For years, the easiest criticism of Karl-Anthony Towns was not about talent. Nobody ever doubted the talent. A 7-footer with touch, range, rebounding and offensive imagination was never the issue. The question was always whether the rest of his game could become as serious as his skill.
That is why Draymond Green’s praise is meaningful. Green is not a casual observer of defense. He is one of the defining defensive minds of this era, a former Defensive Player of the Year, a four-time champion and a player who built a dynasty by seeing possessions two steps before they happened. When he says Towns looks different, it lands.
“I’ve never seen Karl-Anthony Towns defend and be as engaged as he is on the defensive end,” Green said. “What we’ve seen for years, and this year some, is him get these dumb fouls. He’s not even doing that anymore!”
Draymond Green on Karl Anthony Towns:
“I’ve never seen Karl Anthony Towns defend and be as engaged as he is on the defensive end. What we’ve seen for years, and this year some, is him get these dumb fouls. He’s not even doing that anymore!” pic.twitter.com/D9UB42g7Rr
— NBA Courtside (@NBA__Courtside) May 24, 2026
That is the evolution in one sentence. Not louder. Not flashier. Smarter.
Towns has always been capable of big defensive moments. He has the size to contest, the body to rebound and enough mobility to survive outside the paint. But defensive greatness is rarely about one spectacular block. It is about discipline. It is about being in the right place early enough that you do not need to foul late. It is about showing help, recovering with balance, closing possessions and resisting the emotional reach that turns a stop into two free throws.
For the Knicks, that version of Towns changes the shape of everything. New York already has Jalen Brunson controlling games, OG Anunoby and Mikal Bridges swallowing wings, Josh Hart turning chaos into winning plays, and Mitchell Robinson giving them vertical force around the rim. But when Towns is locked in defensively, the Knicks do not just have another scorer. They have a big man who can stay on the floor in the exact moments when playoff games become ruthless.
That has always been the difference between talent and trust.
Green’s compliment also carries a little history. Towns’ foul discipline has long been one of the details critics pointed to when measuring his postseason ceiling. Even in strong performances, avoidable fouls could interrupt his rhythm and shrink his minutes. The defensive mistakes were not always about effort; often they were about timing, angles and restraint. Now, according to Green, the restraint is showing.
That is not a small thing. It means Towns is winning earlier in possessions. It means he is not defending out of panic. It means he is letting the game come to him instead of lunging at it.
And for a Knicks team chasing something larger than a nice playoff run, that matters as much as any three-pointer he hits.
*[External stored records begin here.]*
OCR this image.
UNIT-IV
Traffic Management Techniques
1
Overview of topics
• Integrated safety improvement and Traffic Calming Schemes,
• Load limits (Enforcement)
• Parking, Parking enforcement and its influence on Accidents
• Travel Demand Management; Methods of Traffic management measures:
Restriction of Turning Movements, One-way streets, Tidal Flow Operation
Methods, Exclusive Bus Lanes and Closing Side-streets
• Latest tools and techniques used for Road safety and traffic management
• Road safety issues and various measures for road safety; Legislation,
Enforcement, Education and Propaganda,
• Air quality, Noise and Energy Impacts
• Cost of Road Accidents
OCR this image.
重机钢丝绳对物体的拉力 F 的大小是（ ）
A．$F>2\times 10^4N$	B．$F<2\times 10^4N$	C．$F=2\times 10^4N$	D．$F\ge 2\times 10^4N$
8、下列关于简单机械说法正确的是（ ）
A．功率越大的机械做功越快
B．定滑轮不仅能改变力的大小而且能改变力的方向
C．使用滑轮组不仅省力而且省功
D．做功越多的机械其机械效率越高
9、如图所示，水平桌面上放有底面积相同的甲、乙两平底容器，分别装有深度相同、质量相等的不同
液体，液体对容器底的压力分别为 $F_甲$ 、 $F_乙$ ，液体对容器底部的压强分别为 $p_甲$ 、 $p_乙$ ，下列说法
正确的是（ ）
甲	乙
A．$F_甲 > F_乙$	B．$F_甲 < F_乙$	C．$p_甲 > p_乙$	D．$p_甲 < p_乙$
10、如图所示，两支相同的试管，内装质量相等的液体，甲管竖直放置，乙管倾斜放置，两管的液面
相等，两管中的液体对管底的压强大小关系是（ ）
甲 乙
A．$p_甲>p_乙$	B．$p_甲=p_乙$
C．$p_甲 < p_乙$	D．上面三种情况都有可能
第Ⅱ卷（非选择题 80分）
Towns does not need to become Draymond Green. He just needs to be the most reliable defensive version of himself. If he is engaged, vertical, disciplined and present, New York’s ceiling rises.
The irony is beautiful. One of the NBA’s loudest defensive purists is now publicly acknowledging the growth of a player long questioned on that end. Towns is not just scoring. He is not just spacing the floor. He is starting to win the grimier, quieter battles that playoff basketball demands.